Son of Captain Blood

1962. Starred Sean Flynn (Errol Flynn's son), Alessandro Panaro. Story NOT by Sabatini, IMDB credits Sabatini with the "Characters". More details here: IMDB. See also Wikipedia.
Captain Blood Computer Game

Captain Blood Computer Game

2006. I really would love to know what Sabatini might have thought of this! A computer game where you take on the role of Captain Blood to hack and slash your way around the Caribbean. See Wikipedia. Also a web-site and also this site. I only recently found this on the web, I might have been tempted to buy it in 2006 when it was released!

Sabatini quotes (I personally like)

On fishing: "Only those become weary of angling who bring nothing to it but the idea of catching fish."

Of his own art: "The writer of historical fiction must inform himself as closely and accurately as possible of the realities of the life with which he deals. Before he can come to a book, he must have rendered himself by study and research so familiar with every phase and detail of the life of the period chosen that he can move with ease within it, and so produce his effects that his narrative, without being clogged by a parade of his knowledge, will yet be fully informed and enlivened by it. That, at least, is his ambitious aim." (On the 1974 edition Hounds of God dust jacket.)

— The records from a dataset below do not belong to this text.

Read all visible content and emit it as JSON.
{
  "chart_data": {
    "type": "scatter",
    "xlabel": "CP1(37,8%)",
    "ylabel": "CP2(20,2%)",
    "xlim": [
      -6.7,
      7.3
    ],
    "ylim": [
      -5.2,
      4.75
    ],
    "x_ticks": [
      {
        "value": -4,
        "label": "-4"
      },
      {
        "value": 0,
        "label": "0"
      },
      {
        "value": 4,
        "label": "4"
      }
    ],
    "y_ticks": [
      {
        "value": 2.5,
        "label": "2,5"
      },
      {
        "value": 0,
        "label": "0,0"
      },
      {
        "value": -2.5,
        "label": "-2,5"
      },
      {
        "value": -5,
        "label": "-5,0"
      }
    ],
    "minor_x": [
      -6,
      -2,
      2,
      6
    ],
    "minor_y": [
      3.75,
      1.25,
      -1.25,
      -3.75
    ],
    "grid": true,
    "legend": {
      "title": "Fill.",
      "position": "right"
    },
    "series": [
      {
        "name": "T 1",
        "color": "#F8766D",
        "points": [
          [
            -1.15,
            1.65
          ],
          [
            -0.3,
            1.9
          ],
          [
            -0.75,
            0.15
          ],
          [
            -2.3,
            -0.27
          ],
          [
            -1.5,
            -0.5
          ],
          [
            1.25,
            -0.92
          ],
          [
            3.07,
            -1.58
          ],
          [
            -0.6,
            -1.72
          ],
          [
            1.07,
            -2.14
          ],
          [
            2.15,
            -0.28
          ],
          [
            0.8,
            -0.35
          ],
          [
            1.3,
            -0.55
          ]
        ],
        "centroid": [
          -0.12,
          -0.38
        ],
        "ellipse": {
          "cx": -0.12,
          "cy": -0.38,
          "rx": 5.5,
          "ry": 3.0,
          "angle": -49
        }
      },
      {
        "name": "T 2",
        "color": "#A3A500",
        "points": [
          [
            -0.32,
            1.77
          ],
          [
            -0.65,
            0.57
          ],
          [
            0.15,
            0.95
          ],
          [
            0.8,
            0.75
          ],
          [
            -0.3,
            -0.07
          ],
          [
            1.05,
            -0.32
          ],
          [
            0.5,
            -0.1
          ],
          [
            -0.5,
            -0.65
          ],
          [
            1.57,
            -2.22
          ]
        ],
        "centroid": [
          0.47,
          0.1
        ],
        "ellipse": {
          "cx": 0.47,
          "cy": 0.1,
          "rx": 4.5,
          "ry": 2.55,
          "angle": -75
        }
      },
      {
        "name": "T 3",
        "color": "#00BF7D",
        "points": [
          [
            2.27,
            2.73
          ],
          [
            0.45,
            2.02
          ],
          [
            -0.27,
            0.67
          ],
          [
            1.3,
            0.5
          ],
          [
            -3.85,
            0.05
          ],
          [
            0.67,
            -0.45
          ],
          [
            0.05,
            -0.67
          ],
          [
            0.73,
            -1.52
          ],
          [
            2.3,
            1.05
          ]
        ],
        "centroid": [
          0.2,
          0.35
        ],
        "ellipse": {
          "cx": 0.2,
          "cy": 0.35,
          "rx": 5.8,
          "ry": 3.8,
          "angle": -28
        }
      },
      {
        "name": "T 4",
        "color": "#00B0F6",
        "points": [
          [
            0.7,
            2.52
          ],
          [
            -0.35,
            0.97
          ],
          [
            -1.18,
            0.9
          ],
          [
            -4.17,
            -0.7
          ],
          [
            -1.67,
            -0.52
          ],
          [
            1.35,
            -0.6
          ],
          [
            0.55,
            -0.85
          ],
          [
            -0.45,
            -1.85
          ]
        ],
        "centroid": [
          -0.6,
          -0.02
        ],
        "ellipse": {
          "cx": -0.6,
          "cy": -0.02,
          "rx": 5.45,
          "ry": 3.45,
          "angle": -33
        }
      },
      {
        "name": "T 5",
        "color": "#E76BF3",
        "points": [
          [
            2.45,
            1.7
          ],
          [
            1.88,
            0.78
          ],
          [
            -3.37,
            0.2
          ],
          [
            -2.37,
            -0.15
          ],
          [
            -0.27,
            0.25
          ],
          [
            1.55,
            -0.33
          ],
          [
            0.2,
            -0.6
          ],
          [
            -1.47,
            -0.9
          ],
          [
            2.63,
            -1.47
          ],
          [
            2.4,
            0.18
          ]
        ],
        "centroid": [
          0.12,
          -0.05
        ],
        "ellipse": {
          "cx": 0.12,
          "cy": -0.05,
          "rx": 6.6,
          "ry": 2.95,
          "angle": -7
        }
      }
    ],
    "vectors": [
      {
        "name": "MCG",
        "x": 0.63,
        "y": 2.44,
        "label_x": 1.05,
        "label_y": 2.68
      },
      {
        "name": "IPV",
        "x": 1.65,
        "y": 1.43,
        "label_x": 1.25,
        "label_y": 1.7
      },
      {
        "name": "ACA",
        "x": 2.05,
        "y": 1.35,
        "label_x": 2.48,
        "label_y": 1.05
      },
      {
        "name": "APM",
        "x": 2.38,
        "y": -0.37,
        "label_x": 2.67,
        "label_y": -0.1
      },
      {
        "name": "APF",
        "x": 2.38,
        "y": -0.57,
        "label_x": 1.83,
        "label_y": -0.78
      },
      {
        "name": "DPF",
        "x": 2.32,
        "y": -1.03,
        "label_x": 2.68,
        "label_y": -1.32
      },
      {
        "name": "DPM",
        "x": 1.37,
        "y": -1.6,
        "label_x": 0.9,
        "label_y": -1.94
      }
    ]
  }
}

And this majestic paragraph from the introduction to the 1912 edition of "The Life of Cesare Borgia": "You will not seek here a Chronicle of Saints. Nor shall you find a History of Devils. It is an attempt to present as they really were certain very human, strenuous men, the creatures - as all men are - of the age and environment in which they lived. And theirs was a lustful, flamboyant age; an age red with blood and pale with passion at white-heat, an age of steel and velvet, of vivid colour, dazzling light, and impenetrable shadow; an age of swift movement, pitiless violence, and high endeavour, of sharp antitheses and amazing contrasts."


Book Images

Nuptuals of Corbal Frontispiece

The book images shown above are from my own collection and show the pitifully few hardbacks I have with their dust-wrapper intact (and none are early editions). I have a beautiful British first edition (1927?) by Hutchinson of The Nuptials of Corbal (unfortunately without its dust jacket) which includes a number of fine colour plates (by the American illustrator Harold Brett) which I would scan in if it wasn't for the fact it would break the book's spine to do so. I have managed to scan in the frontispiece without causing damage, as shown here.

It used to be possible to pick up old, though rarely first, editions of Sabatini books at book fairs and book sales, or car boot sales, but I haven't seen one for ages now. I got all my Sabatini's that way, except for the leather bound ones which I found in an old book shop in Hitchin. They are still available on E-Bay, but the older ones can be of lower quality, though they are still reasonable for a collector, around 10 apiece. My dream was to own the 1924 complete autographed limited edition set (of, I believe, 34 books) of Sabatini's writings, but they are well into 4 digits and rarely complete, so it's going to be an unrealised dream, I think!


Dust Jackets

I have only a few hardbacks with their jackets intact, none very valuable. The earliest dust-jackets were introduced in the 1820s, the earliest currently known existing example dates from 1829. They only became really popular around the beginning of the twentieth century, when bindings became less decorative due to the expense and publishers used the cheaper to produce jacket as a colourful and attractive selling point for their books. The Wikipedia Article has a lot of interesting history, the link opens in a new window. The existence of a good quality, excellent condition dust jacket can raise the value of a particular edition dramatically. The Rafael Sabatini site did have links to a gallery of dust-jackets for his novels, but it appears to be broken as of 2017. But the site does have some of its own on the various book pages.


Thank you, Mr. Sabatini, for many hours of reading pleasure!